Budget 2015-16, to be presented in Parliament on Saturday, is likely to be a major positive for upstream oil and gas companies, including Oil and Natural Gas Corporation (ONGC), but might not be a game-changer for downstream firms such as Indian Oil Corporation (IOC).
Analysts expect budgetary measures to be focused on providing clarity on the formula for sharing subsidy burden on downstream companies on account of subsidised sales of cooking gas and kerosene. Upstream firms had to bear up to 60 per cent of the Rs 1,39,000 crore of losses of oil marketing companies (OMCs) in the previous financial year..
The petroleum ministry has proposed a new subsidy-sharing proposal by which upstream companies would not make any contributions towards subsidy burden if crude prices are at or below $60 a barrel. They would bear 85 per cent subsidy burden when the crude oil price exceeds $60 a barrel and is less than or equal to $100 a barrel. In case crude prices exceed $100 a barrel, the upstream firms would bear 90 per cent burden.

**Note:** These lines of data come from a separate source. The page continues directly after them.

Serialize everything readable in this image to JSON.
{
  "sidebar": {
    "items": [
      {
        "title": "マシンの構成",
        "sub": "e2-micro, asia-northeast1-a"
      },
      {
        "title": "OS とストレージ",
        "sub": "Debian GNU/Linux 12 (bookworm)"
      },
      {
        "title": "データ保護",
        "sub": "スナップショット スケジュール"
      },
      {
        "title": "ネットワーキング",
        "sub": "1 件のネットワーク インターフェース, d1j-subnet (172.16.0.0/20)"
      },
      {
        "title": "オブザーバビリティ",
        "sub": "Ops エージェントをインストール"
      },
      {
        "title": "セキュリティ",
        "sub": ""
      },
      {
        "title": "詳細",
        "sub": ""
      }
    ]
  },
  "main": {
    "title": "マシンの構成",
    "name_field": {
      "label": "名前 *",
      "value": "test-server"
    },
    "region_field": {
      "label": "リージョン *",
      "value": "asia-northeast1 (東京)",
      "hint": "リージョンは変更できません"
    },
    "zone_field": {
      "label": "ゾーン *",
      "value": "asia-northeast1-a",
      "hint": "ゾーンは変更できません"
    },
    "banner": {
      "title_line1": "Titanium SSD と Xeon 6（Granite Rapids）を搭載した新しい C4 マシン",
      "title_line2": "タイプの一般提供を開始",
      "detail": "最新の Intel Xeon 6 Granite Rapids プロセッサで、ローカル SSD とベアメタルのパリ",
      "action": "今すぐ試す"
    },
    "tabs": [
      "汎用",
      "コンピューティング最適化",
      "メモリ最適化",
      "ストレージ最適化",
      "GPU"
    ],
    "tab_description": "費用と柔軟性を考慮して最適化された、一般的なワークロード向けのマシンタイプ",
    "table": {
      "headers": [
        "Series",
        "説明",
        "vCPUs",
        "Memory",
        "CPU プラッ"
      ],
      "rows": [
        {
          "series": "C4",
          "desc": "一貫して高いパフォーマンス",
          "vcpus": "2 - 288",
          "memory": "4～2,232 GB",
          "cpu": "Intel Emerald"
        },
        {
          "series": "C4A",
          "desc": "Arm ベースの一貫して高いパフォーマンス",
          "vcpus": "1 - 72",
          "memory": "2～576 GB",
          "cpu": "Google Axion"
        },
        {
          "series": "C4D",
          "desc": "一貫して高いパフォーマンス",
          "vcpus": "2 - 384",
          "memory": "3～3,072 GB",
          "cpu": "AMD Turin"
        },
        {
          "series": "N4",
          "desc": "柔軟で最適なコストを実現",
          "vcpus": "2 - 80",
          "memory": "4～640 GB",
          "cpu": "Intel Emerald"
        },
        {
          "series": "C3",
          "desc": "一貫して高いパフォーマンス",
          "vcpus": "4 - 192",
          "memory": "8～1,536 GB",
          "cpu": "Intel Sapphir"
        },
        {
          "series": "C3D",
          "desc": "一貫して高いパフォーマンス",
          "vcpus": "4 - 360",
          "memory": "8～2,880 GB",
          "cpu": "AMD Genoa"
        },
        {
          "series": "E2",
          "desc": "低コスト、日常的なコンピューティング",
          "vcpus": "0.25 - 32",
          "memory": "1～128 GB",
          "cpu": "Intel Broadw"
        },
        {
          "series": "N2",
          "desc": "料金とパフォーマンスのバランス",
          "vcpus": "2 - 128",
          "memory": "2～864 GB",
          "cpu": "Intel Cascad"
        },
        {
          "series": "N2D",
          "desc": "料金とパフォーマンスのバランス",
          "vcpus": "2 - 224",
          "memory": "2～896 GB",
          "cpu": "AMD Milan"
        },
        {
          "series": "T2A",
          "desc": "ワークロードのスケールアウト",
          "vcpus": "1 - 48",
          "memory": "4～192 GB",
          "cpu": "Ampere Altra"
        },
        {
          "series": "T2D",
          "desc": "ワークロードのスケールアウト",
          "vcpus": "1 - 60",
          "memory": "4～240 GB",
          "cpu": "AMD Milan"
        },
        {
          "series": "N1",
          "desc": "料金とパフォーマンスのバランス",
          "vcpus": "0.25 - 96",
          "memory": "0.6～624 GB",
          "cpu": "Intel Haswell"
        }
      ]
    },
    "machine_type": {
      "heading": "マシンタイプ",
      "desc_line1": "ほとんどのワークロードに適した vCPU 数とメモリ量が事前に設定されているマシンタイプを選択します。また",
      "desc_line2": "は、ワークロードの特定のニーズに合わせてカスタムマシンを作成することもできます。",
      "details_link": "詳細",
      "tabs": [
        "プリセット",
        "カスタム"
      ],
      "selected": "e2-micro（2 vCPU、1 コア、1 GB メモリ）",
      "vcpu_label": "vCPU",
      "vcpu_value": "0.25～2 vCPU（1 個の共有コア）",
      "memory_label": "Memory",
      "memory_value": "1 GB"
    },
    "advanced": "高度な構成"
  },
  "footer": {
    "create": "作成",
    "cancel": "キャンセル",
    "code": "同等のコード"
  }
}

“A concrete subsidy-sharing formula would provide visibility over earnings of upstream oil companies and hence, it would be positive for companies like ONGC, Oil India and GAIL (India),” said Rahul Dholam, senior research analyst at Angel Broking.
He added the upstream subsidy burden might be reduced with crude prices expected to remain low and the government looking to divest stake in upstream companies.
ONGC reported a 14 per cent decline in earnings at Rs 20,302 crore in the quarter ended December 2014, while OIL income dropped 20 per cent to Rs 2,400 crore. Income of gas utility GAIL dipped seven per cent in the quarter.
Another major positive expected in the Budget for upstream firms is the likely announcement of introduction of customs duty on crude oil imports. “The government is also likely to reintroduce 2.5-5 per cent customs duty on import of crude oil, which will be positive for Cairn India and negative for private refiners and OMCs,” said Dholam.
Business Standard had reported on February 5 that customs duty on crude oil, scrapped in 2011 amid high global oil prices, could be restored in the coming Budget as crude oil prices have been weakening. The finance ministry is considering re-imposing the duty at a rate of three per cent in a move that might fetch the exchequer around Rs 14,000 crore in the next financial year and help the government meet its fiscal deficit target at 3.6 per cent of the GDP in 2015-16.
According to consultancy firm BMR Advisors, the Budget is expected to have measures related to starting the 10th round of New Exploration Licensing Policy to ensure oil and gas acreages are available round the year and not in a cyclical manner; clarity on whether the licensing framework should shift from cost-sharing to revenue sharing; deregulation of liquid petroleum gas and kerosene; reinstating tax holiday under Section 80-IB for mineral oil including natural gas and clarify that oil wells should be considered as "plant & machinery" and not "building" for claiming income tax depreciation.